- Hurricane Michael is forecast to be the most destructive storm to hit Florida’s Panhandle in decades.
- The storm is expected to strengthen to Category 3 before it hits Florida on Wednesday, bringing life-threatening winds and storm surge.
- Heavy rain caused by Michael killed 13 people in Central America over the weekend.
- Tens of thousands of people in Florida have been ordered to evacuate, while Florida’s governor warned that the hurricane “could be devastating.”
Hurricane Michael is expected to strengthen to a Category 3 when it makes landfall in Florida’s Panhandle, where mandatory evacuations have begun ahead of the storm, as Florida’s governor said it could be the most destructive storm there in decades.
Hurricane Michael rapidly strengthened from a tropical storm to a hurricane on Monday, prompting warnings about threats to life and the introduction of mandatory evacuations in coastal counties.
Torrential downpours and flash-flooding caused by Michael over the weekend resulted in 13 deaths in Central America after the storm formed off the coast of northern Honduras, Reuters reported.
This GIF from the NWS shows Hurricane Michael move towards the Florida Panhandle on Monday.
Rick Scott, Florida’s Governor, has declared a state of emergency in 35 counties. In a press conference on Monday, he said that that Hurricane Michael is a “massive storm.”
“We haven’t seen anything like this in the Panhandle in decades.”
Tens of thousands of people have been ordered to evacuate in Wakulla, Gulf and Bay counties, Reuters reported.
The storm, Scott tweeted on Monday, “could be devastating.”
1,250 National Guard soldiers are aiding the process and more than 4,000 troops have been placed on standby, Scott tweeted.
I have activated another 750 FL National Guard troops on top of the 500 that I activated last night. They are well-equipped, with assets including high water vehicles, helicopters, & boats. The @FLGuard has more than 4,000 additional guard members ready to deploy.
— Rick Scott (@FLGovScott)
October 8, 2018
Warnings are in place for more than 300 miles of coastline.
These include warnings for life-threatening storm surge, which the National Weather Service (NWS) forecasts will reach 12 ft in some places. The NWS also warned of life-threatening winds along the Florida Gulf Coast.

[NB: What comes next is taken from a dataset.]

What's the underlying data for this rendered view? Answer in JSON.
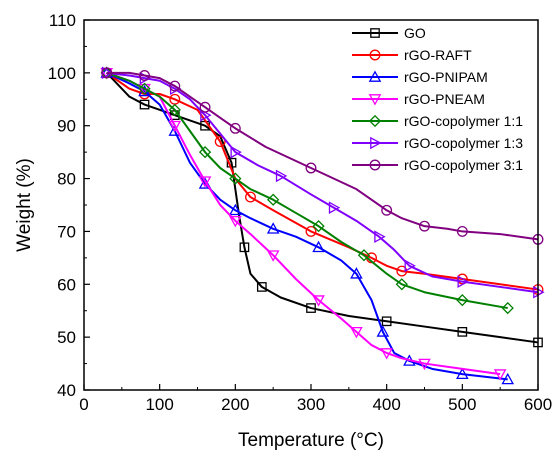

As of 5am ET on Tuesday, the hurricane was 390 miles away from Apalachicola, Florida. It had maximum sustained winds of near 90 mph, with some higher gusts, according to the National Hurricane Center.
Hurricane Michael would be the first major hurricane to hit the panhandle since Hurricane Dennis in 2005, according to the center.
#Michael continues to hold its own despite the shear which should weaken further. All signs point to more strengthening today.
This remains a very dangerous situation for Florida panhandle and big bend residence, and the stronger it gets the longer it takes to wind down inland. pic.twitter.com/3gS1jj5S13
— Jim Cantore (@JimCantore)
October 9, 2018
While the NWS says that Hurricane Michael will be a “major hurricane” when it makes landfall in Florida, it also predicts it will weaken as it moves through states in the southeast on Wednesday night and Thursday.
Hurricane conditions will lash Cuba on Tuesday, where it will produce heavy rainfall and flash flooding, according to the NWS.